The Man Who Wasn't There Movie Review
Shot in black and white as an homage to film noir, The Man Who Wasn't There (no relation to the Steve Guttenberg movie of the same name) tells the tale of Ed Crane (Billy Bob Thornton, sporting a veritable work of art on his head as a toupee), a mild mannered, chain-smoking barber in sleepy 1940s Santa Rosa, California. As Ed's life consists of cutting the same heads of hair day in and day out, he can be forgiven for a little dissatisfaction with his life.
So, when a stranger (Jon Polito) passes through looking for an investor in a nutty "dry cleaning" operation, Ed decides to blackmail his neighbor and local department store magnate Big Dave (James Gandolfini) for the seed capital -- because he also happens to think Dave is having an affair with Ed's wife Doris (Frances McDormand). This of course is only the beginning, as a body count starts to rise and nothing turns out to be as it seems.
Or actually, as everything turns out exactly as it seems.
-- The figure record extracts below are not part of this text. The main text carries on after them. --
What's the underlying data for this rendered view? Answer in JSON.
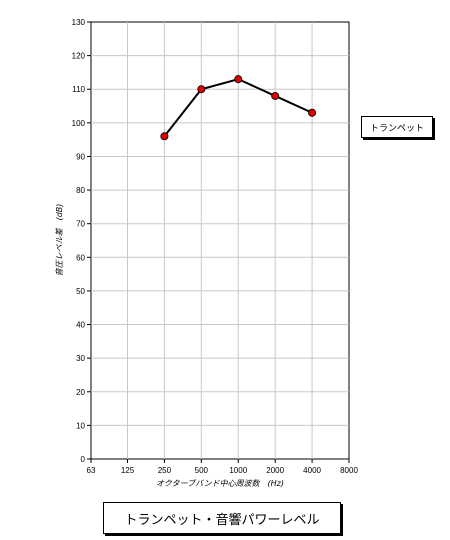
{
  "chart_data": {
    "type": "line",
    "x_scale": "log2",
    "x": [
      250,
      500,
      1000,
      2000,
      4000
    ],
    "categories": [
      "63",
      "125",
      "250",
      "500",
      "1000",
      "2000",
      "4000",
      "8000"
    ],
    "xlim": [
      63,
      8000
    ],
    "ylim": [
      0,
      130
    ],
    "yticks": [
      "0",
      "10",
      "20",
      "30",
      "40",
      "50",
      "60",
      "70",
      "80",
      "90",
      "100",
      "110",
      "120",
      "130"
    ],
    "grid": true,
    "legend": "right",
    "xlabel": "オクターブバンド中心周波数　(Hz)",
    "ylabel": "音圧レベル差　(dB)",
    "series": [
      {
        "name": "トランペット",
        "values": [
          96,
          110,
          113,
          108,
          103
        ],
        "line_color": "#000000",
        "marker_color": "#e00000"
      }
    ],
    "caption": "トランペット・音響パワーレベル"
  }
}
If it weren't for the usual populace of Coen brothers "wacky characters," The Man Who Wasn't There would be little more than Z-grade noir unfit for the bargain pulp rack at the drugstore. As it stands, it's merely Z-grade noir full of weird non-sequiturs like some utter nonsense about alien abductions and a bit with a would-be piano prodigy (Ghost World's Scarlett Johansson, utterly wasted here).
Shot with that typical Coen brothers flair in stark and shadowy black and white, the evocation of noir is impressive -- but in the end this is completely and utterly ruined beyond any hope by the fact that, at my screening, the boom was visible in almost every scene. While this is likely a problem due to the projectionists' framing, I won't discount sloppy filmmaking here. Other problems -- like foleyed sound effects not matching up to what happens on screen -- only point to more laziness in the film's production.
But the noir hopes for The Man Who Wasn't There are limited even with its pathetic technical work. Thornton's narration comes nonstop, initially a charming throwback to the real days of noir but inevitably overdoing it to the point where you never want to hear his voice again. The entire second act revolves around Doris's wrongful arrest and trial for murder, but the legal case is so absurd it's wholly impossible to believe. That's too bad, because the appearance of Tony Shalhoub as Doris's lawyer is one of the few highlights in the movie.
While it's pretty to look at and occasionally clever, the movie rambles incessantly and just ends up as unsatisfying on a number of different levels. I hate to say it, because I'm a fan of much of the Coen oeuvre, but The Man Who Wasn't There is barely there itself.
The plot that wasn't there (microphone not shown).